Despite the progress women have made, progressive third-wave feminism continues to attack men for their historical dominance in society. Popular culture constantly presents women as victims and ignores the other side of the argument. It’s also a lot easier to disregard the toxic side of femininity because it’s just not as obvious. Both genders can be aggressive, but men tend to be more directly and physically so than women, for instance, throwing punches rather than spreading rumors. But that doesn’t mean that women are exempt from bad behavior.
Toxicity isn’t a gendered trait, but an individual one.
Not only has this imbalance led to the mass stigmatization of men (e.g. “all men are trash”), but also to a loss of gratitude for any virtue in traditional masculinity. Where do we draw the line between healthy masculine behavior and toxic masculine behavior? Are strength and stoicism never a good thing?
Ultimately, it seems to me that terms like “toxic masculinity” just aren’t useful. When we consider the extent to which femininity can also be misused, maybe this isn’t a gender problem after all.
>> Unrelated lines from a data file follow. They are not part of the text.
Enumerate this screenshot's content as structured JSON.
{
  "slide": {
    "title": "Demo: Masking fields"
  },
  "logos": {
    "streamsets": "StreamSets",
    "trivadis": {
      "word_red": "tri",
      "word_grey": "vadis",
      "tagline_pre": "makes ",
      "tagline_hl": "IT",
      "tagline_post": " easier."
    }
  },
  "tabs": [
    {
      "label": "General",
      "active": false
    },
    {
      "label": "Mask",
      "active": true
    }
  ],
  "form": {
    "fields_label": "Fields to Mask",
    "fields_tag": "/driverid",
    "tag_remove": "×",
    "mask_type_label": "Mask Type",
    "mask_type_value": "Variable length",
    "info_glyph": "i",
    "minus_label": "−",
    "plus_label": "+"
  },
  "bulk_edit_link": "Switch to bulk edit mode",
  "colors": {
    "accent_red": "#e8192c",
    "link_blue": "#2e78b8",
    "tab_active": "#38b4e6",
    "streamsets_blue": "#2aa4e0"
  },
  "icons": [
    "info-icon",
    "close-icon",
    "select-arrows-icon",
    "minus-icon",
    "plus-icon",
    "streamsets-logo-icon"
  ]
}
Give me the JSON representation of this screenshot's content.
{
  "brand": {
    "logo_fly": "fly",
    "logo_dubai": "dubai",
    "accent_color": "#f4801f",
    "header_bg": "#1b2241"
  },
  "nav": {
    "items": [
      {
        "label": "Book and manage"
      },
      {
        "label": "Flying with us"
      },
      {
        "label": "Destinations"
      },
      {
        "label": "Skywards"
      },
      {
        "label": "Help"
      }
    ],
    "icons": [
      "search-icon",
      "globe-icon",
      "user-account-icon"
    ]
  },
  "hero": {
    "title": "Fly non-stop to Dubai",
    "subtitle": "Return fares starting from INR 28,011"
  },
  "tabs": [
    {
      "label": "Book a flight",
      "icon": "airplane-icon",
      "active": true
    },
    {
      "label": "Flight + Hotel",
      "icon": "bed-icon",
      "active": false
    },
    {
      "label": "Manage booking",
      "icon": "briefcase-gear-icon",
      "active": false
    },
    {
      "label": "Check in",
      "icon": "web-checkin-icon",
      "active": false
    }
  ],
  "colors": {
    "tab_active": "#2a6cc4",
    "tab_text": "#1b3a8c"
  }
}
Toxicity isn’t a gendered trait, but an individual one. Society isn’t a battlefield between men and women; there’s good and bad in all of us. Divisive rhetoric implying that femininity is entirely virtuous, while masculinity is inherently harmful, is just going to make things worse. Instead, we must reflect on our own actions as individuals, aware that we all have the capability to be toxic toward others. We can all strive to be better people, while still appreciating the beauty and strength in both traditional masculinity and femininity.